We aren't dieticians, but found it certainly interesting that research finds you burn more calories eating celery than it contains. After all, it only has 6 calories and is about 95% water. The good news is that one cup of celery gives you about 30% of the recommended daily intake of Vitamin K, which plays a key role in helping blood to clot and assisting in absorption of calcium from food. Of note, celery is part of the parsley family, which also includes carrots and cumin.
While certainly not as good for you as the crunch of a good stalk of celery, bankers are also getting crunched by mobile security cyber incidents.
To get a better view on steps security professionals are taking to mitigate mobile threats, we looked at a survey by Verizon that found the following:
Almost 33% of respondents admit to having sacrificed mobile security to improve expediency and/or business performance. Of those, 38% say their organization is at significant risk from mobile threats. Further, 25% said that during the past year their company had experienced a security incident resulting in data loss or system downtime where mobile devices played a key role.
Meanwhile, the Verizon report also detailed the following types of mobile threats that we thought bankers might like to know:
Denial of service: Jamming of wireless communications, overloading networks with bogus traffic, ransomware, or loss/theft of device.
Geolocation: Gathering data on location, infringing on the privacy of the individual.
Information disclosure: Interception of data in transit, leakage or exfiltration of user, app or enterprise data, eavesdropping on voice or data communications, surreptitiously activating the phone's microphone or camera to spy on the user.
Spoofing: Email or text message pretending to be from a boss or colleague, fraudulent Wi-Fi access point, or cellular base station that mimics a legitimate one.
Tampering: Modifying data in transit, inserting tampered hardware or software into supply chain, repackaging legitimate app with malware, modifying network or device configuration (such as "jailbreaking" or "rooting" a phone).
Many factors also make mobile devices an appealing target. After all, there are more mobile devices, they have access to more data, and they are now critical to business operations. In this regard, the following practices could be a good start:
Apps: Reduce the risk of malicious and vulnerable applications by looking into creating a custom app store and vetting all apps that are added to it.
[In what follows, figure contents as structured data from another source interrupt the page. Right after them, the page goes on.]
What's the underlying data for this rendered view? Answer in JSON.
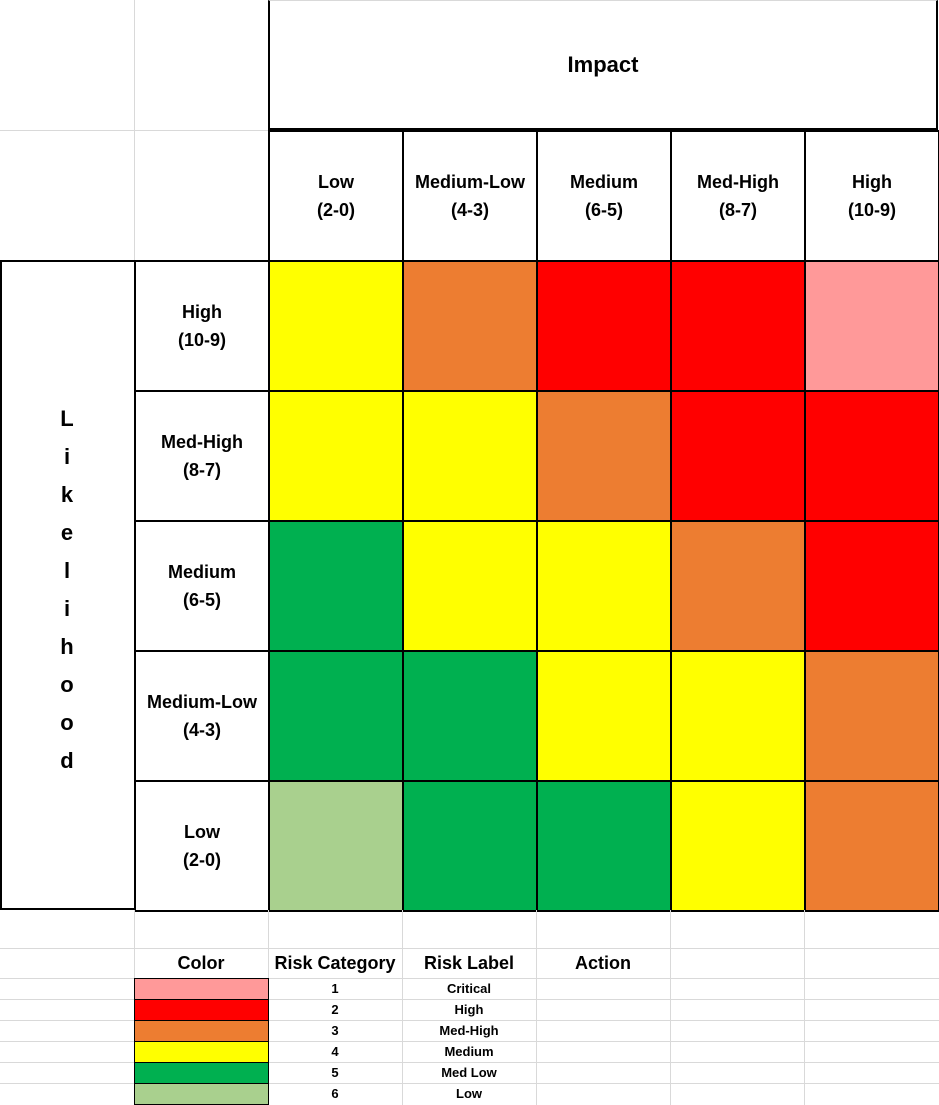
{
  "impact_header": "Impact",
  "likelihood_header": "Likelihood",
  "impact_columns": [
    {
      "name": "Low",
      "range": "(2-0)"
    },
    {
      "name": "Medium-Low",
      "range": "(4-3)"
    },
    {
      "name": "Medium",
      "range": "(6-5)"
    },
    {
      "name": "Med-High",
      "range": "(8-7)"
    },
    {
      "name": "High",
      "range": "(10-9)"
    }
  ],
  "likelihood_rows": [
    {
      "name": "High",
      "range": "(10-9)"
    },
    {
      "name": "Med-High",
      "range": "(8-7)"
    },
    {
      "name": "Medium",
      "range": "(6-5)"
    },
    {
      "name": "Medium-Low",
      "range": "(4-3)"
    },
    {
      "name": "Low",
      "range": "(2-0)"
    }
  ],
  "colors": {
    "critical": "#ff9999",
    "high": "#ff0000",
    "med_high": "#ed7d31",
    "medium": "#ffff00",
    "med_low": "#00b050",
    "low": "#a9d08e"
  },
  "matrix": [
    [
      "medium",
      "med_high",
      "high",
      "high",
      "critical"
    ],
    [
      "medium",
      "medium",
      "med_high",
      "high",
      "high"
    ],
    [
      "med_low",
      "medium",
      "medium",
      "med_high",
      "high"
    ],
    [
      "med_low",
      "med_low",
      "medium",
      "medium",
      "med_high"
    ],
    [
      "low",
      "med_low",
      "med_low",
      "medium",
      "med_high"
    ]
  ],
  "legend": {
    "headers": {
      "color": "Color",
      "category": "Risk Category",
      "label": "Risk Label",
      "action": "Action"
    },
    "rows": [
      {
        "color_key": "critical",
        "category": "1",
        "label": "Critical"
      },
      {
        "color_key": "high",
        "category": "2",
        "label": "High"
      },
      {
        "color_key": "med_high",
        "category": "3",
        "label": "Med-High"
      },
      {
        "color_key": "medium",
        "category": "4",
        "label": "Medium"
      },
      {
        "color_key": "med_low",
        "category": "5",
        "label": "Med Low"
      },
      {
        "color_key": "low",
        "category": "6",
        "label": "Low"
      }
    ]
  }
}
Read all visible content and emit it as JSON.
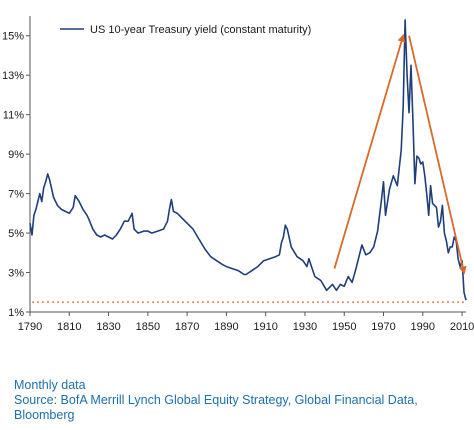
{
  "chart_data": {
    "type": "line",
    "legend": {
      "label": "US 10-year Treasury yield (constant maturity)",
      "placement": "top-left"
    },
    "xlim": [
      1790,
      2012
    ],
    "ylim": [
      1,
      16
    ],
    "x_ticks": [
      1790,
      1810,
      1830,
      1850,
      1870,
      1890,
      1910,
      1930,
      1950,
      1970,
      1990,
      2010
    ],
    "y_ticks": [
      {
        "value": 1,
        "label": "1%"
      },
      {
        "value": 3,
        "label": "3%"
      },
      {
        "value": 5,
        "label": "5%"
      },
      {
        "value": 7,
        "label": "7%"
      },
      {
        "value": 9,
        "label": "9%"
      },
      {
        "value": 11,
        "label": "11%"
      },
      {
        "value": 13,
        "label": "13%"
      },
      {
        "value": 15,
        "label": "15%"
      }
    ],
    "grid": false,
    "series": [
      {
        "name": "US 10-year Treasury yield (constant maturity)",
        "color": "#1f3f7a",
        "points": [
          [
            1790,
            5.5
          ],
          [
            1791,
            4.9
          ],
          [
            1792,
            5.9
          ],
          [
            1793,
            6.2
          ],
          [
            1795,
            7.0
          ],
          [
            1796,
            6.6
          ],
          [
            1797,
            7.3
          ],
          [
            1798,
            7.6
          ],
          [
            1799,
            8.0
          ],
          [
            1800,
            7.7
          ],
          [
            1802,
            6.8
          ],
          [
            1804,
            6.4
          ],
          [
            1806,
            6.2
          ],
          [
            1808,
            6.1
          ],
          [
            1810,
            6.0
          ],
          [
            1812,
            6.3
          ],
          [
            1813,
            6.9
          ],
          [
            1815,
            6.6
          ],
          [
            1817,
            6.2
          ],
          [
            1819,
            5.9
          ],
          [
            1820,
            5.7
          ],
          [
            1822,
            5.2
          ],
          [
            1824,
            4.9
          ],
          [
            1826,
            4.8
          ],
          [
            1828,
            4.9
          ],
          [
            1830,
            4.8
          ],
          [
            1832,
            4.7
          ],
          [
            1834,
            4.9
          ],
          [
            1836,
            5.2
          ],
          [
            1838,
            5.6
          ],
          [
            1840,
            5.6
          ],
          [
            1842,
            6.0
          ],
          [
            1843,
            5.2
          ],
          [
            1845,
            5.0
          ],
          [
            1848,
            5.1
          ],
          [
            1850,
            5.1
          ],
          [
            1852,
            5.0
          ],
          [
            1855,
            5.1
          ],
          [
            1858,
            5.2
          ],
          [
            1860,
            5.6
          ],
          [
            1861,
            6.2
          ],
          [
            1862,
            6.7
          ],
          [
            1863,
            6.1
          ],
          [
            1865,
            6.0
          ],
          [
            1867,
            5.8
          ],
          [
            1870,
            5.5
          ],
          [
            1873,
            5.2
          ],
          [
            1876,
            4.7
          ],
          [
            1879,
            4.2
          ],
          [
            1882,
            3.8
          ],
          [
            1885,
            3.6
          ],
          [
            1888,
            3.4
          ],
          [
            1890,
            3.3
          ],
          [
            1893,
            3.2
          ],
          [
            1896,
            3.1
          ],
          [
            1899,
            2.9
          ],
          [
            1900,
            2.9
          ],
          [
            1903,
            3.1
          ],
          [
            1906,
            3.3
          ],
          [
            1909,
            3.6
          ],
          [
            1912,
            3.7
          ],
          [
            1915,
            3.8
          ],
          [
            1917,
            3.9
          ],
          [
            1918,
            4.5
          ],
          [
            1919,
            4.8
          ],
          [
            1920,
            5.4
          ],
          [
            1921,
            5.2
          ],
          [
            1923,
            4.3
          ],
          [
            1926,
            3.8
          ],
          [
            1929,
            3.6
          ],
          [
            1931,
            3.3
          ],
          [
            1932,
            3.7
          ],
          [
            1935,
            2.8
          ],
          [
            1938,
            2.6
          ],
          [
            1941,
            2.1
          ],
          [
            1944,
            2.4
          ],
          [
            1946,
            2.1
          ],
          [
            1948,
            2.4
          ],
          [
            1950,
            2.3
          ],
          [
            1952,
            2.8
          ],
          [
            1954,
            2.5
          ],
          [
            1956,
            3.2
          ],
          [
            1959,
            4.4
          ],
          [
            1961,
            3.9
          ],
          [
            1963,
            4.0
          ],
          [
            1965,
            4.3
          ],
          [
            1967,
            5.1
          ],
          [
            1969,
            6.7
          ],
          [
            1970,
            7.6
          ],
          [
            1971,
            5.9
          ],
          [
            1973,
            7.2
          ],
          [
            1975,
            7.9
          ],
          [
            1977,
            7.4
          ],
          [
            1979,
            9.2
          ],
          [
            1980,
            11.4
          ],
          [
            1981,
            15.8
          ],
          [
            1982,
            13.0
          ],
          [
            1983,
            11.1
          ],
          [
            1984,
            13.5
          ],
          [
            1985,
            10.6
          ],
          [
            1986,
            7.5
          ],
          [
            1987,
            8.9
          ],
          [
            1988,
            8.8
          ],
          [
            1989,
            8.5
          ],
          [
            1990,
            8.6
          ],
          [
            1991,
            7.9
          ],
          [
            1992,
            7.0
          ],
          [
            1993,
            5.9
          ],
          [
            1994,
            7.4
          ],
          [
            1995,
            6.5
          ],
          [
            1996,
            6.4
          ],
          [
            1997,
            6.3
          ],
          [
            1998,
            5.3
          ],
          [
            1999,
            5.6
          ],
          [
            2000,
            6.4
          ],
          [
            2001,
            5.0
          ],
          [
            2002,
            4.6
          ],
          [
            2003,
            4.0
          ],
          [
            2004,
            4.3
          ],
          [
            2005,
            4.3
          ],
          [
            2006,
            4.8
          ],
          [
            2007,
            4.6
          ],
          [
            2008,
            3.7
          ],
          [
            2009,
            3.3
          ],
          [
            2010,
            3.6
          ],
          [
            2011,
            2.0
          ],
          [
            2012,
            1.6
          ]
        ]
      }
    ],
    "reference_line": {
      "y": 1.5,
      "style": "dotted",
      "color": "#e07030"
    },
    "annotations": [
      {
        "type": "arrow",
        "from": [
          1945,
          3.2
        ],
        "to": [
          1980,
          15.0
        ],
        "color": "#d9692a"
      },
      {
        "type": "arrow",
        "from": [
          1983,
          15.0
        ],
        "to": [
          2011,
          3.0
        ],
        "color": "#d9692a"
      }
    ]
  },
  "footer": {
    "line1": "Monthly data",
    "line2": "Source: BofA Merrill Lynch Global Equity Strategy, Global Financial Data,",
    "line3": "Bloomberg"
  }
}
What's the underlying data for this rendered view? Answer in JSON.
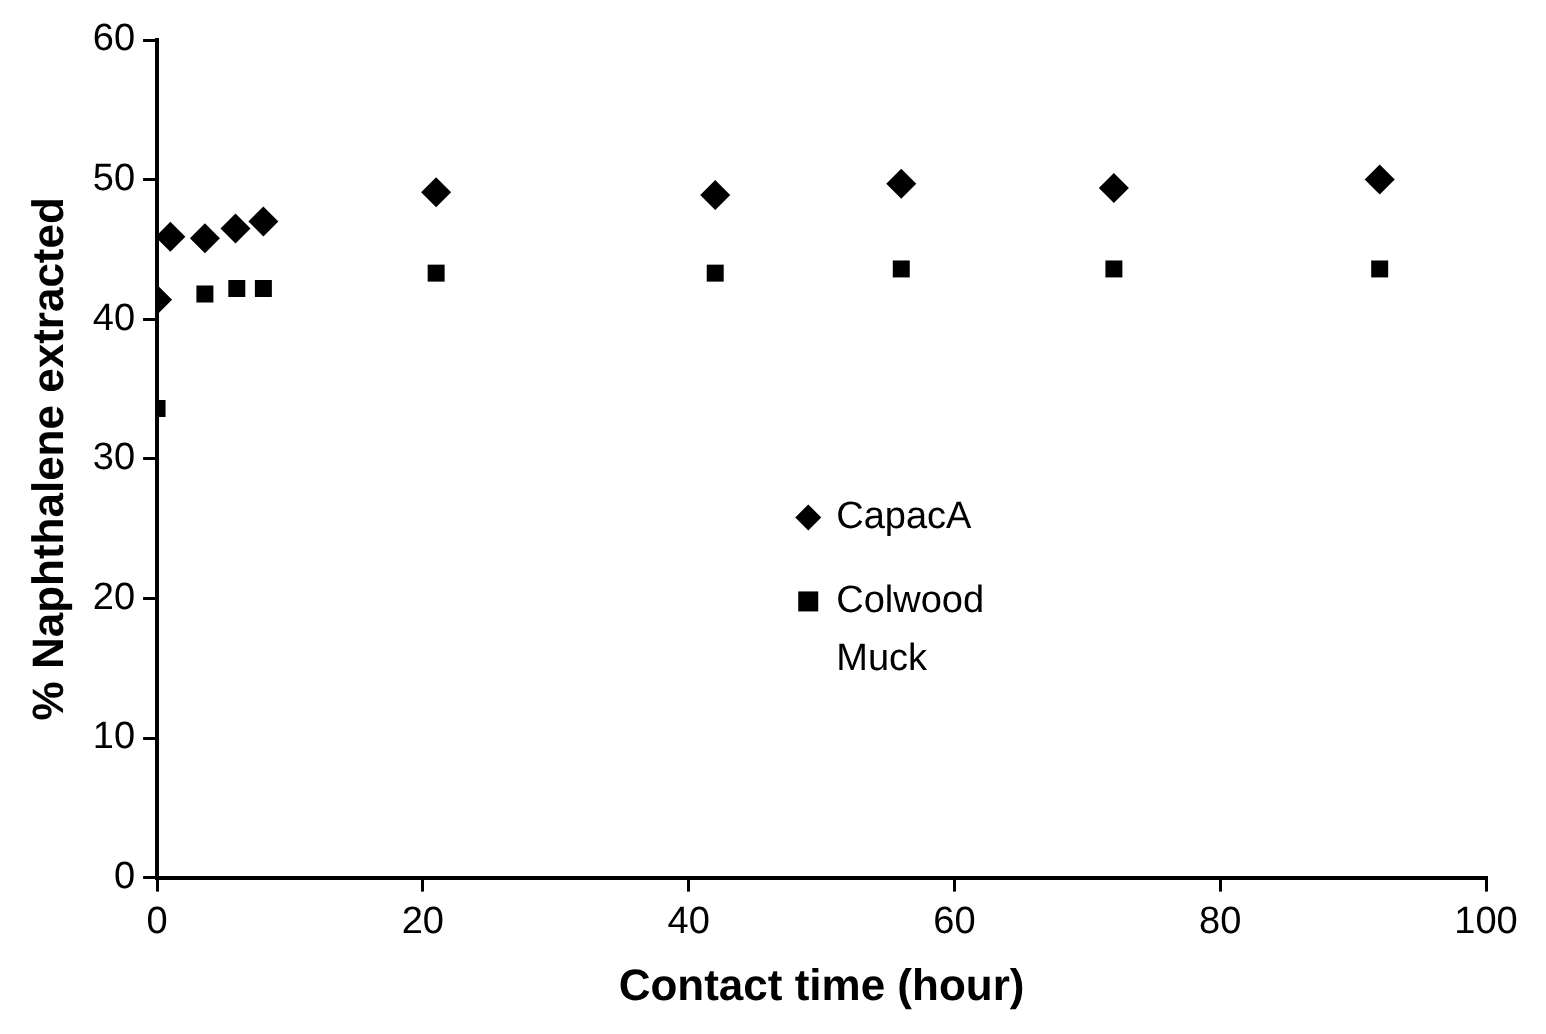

Segmentation: Improve device management by automating it as much as possible. This includes deploying mobile endpoint security/threat detection and implementing device segmentation, keeping personal and work data and applications separate.
Ambassadors: Train "security ambassadors" within the bank to act as champions for improved mobile security.
As mobile adoption continues, banks should continue to monitor changes to keep up. Having the right practices and processes in place, and refining them along the way, will ensure your bank and your customers remain well protected and less crunched by mobile cyber incidents.